For now though, Harris, who has limited use of her arms and legs and has used a wheelchair all her life, is happy just to display her work in public.

With cerebral palsy sapping the abilities of her hands to do art, she uses a pointer attached to her head to make computer-generated graphic art, one painstaking tap on the keyboard at a time.

"My mother was an artist and I love art, but I had to figure out a way I could do it on my computer," Harris said Wednesday at an opening for some of her works at Mo'Joe Cafe in Berkeley. "I love different colors and images. I don't know what I see when I start, I just start going."

Harris, who is 48 and lives in Emeryville, uses applications such as Adobe Photoshop and Microsoft Publisher to sculpt her images.

Using her head to execute commands on software without the use of a mouse is a laborious process, but the only one she knows.

"What you and I could do using the mouse in a few minutes takes her hours," said Bill Hollis, who taught her how to use the applications at the Cerebral Palsy Center of the Bay Area in Oakland. "She's extremely strong. Perseverance is the true word here. Just yesterday, for the first time ever, and I've known her for years, she said, 'sometimes my neck gets stiff.'"

Harris concedes that "doing art is hard work."

Since she decided to make art her full-time mission about three years ago, she's created about 70 images that she's happy with, she said.

About seven years ago, Harris, who has a business degree from Merritt College in Oakland, started a business creating pointing boards to help disabled people communicate. The boards have words and symbols in small boxes that someone can point to for food, for example, or the bathroom. She also makes bingo cards.

Making those boards planted the creative seed for what she does now.

"When that part of my business slowed down, I got into art," Harris said.

She said she owes much of her development to Hollis.

In addition to the show at Mo'Joe, Harris' work is on display at the Ed Roberts Campus in Berkeley, a center for disability nonprofits above the Ashby BART station. She's also been able to put some work on consignment at a shop on Solano Avenue and has some work on display at a local ophthalmologist's office.

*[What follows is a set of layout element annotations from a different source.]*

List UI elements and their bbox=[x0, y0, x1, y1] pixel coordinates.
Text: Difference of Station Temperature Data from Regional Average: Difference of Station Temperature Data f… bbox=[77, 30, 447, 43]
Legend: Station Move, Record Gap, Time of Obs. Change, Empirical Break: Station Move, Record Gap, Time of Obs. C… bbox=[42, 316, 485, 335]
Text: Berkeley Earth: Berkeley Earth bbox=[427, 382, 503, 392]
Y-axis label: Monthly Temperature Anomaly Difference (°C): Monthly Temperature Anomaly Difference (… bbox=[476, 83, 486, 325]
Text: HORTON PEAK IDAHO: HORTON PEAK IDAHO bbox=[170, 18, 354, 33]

Vivian Taube of the Center for Independent Living in Berkeley, who works with Harris as an independent living instructor, said one of Harris' goals is "to be able to support herself with her work."

"We're really proud of her display at the Ed Roberts Campus," Taube said. "That was not easy to get because the art committee doesn't meet all that often. But everybody loves her art there, and she's such a very hard-working person."

Hollis agreed: "Nothing seems to stops her."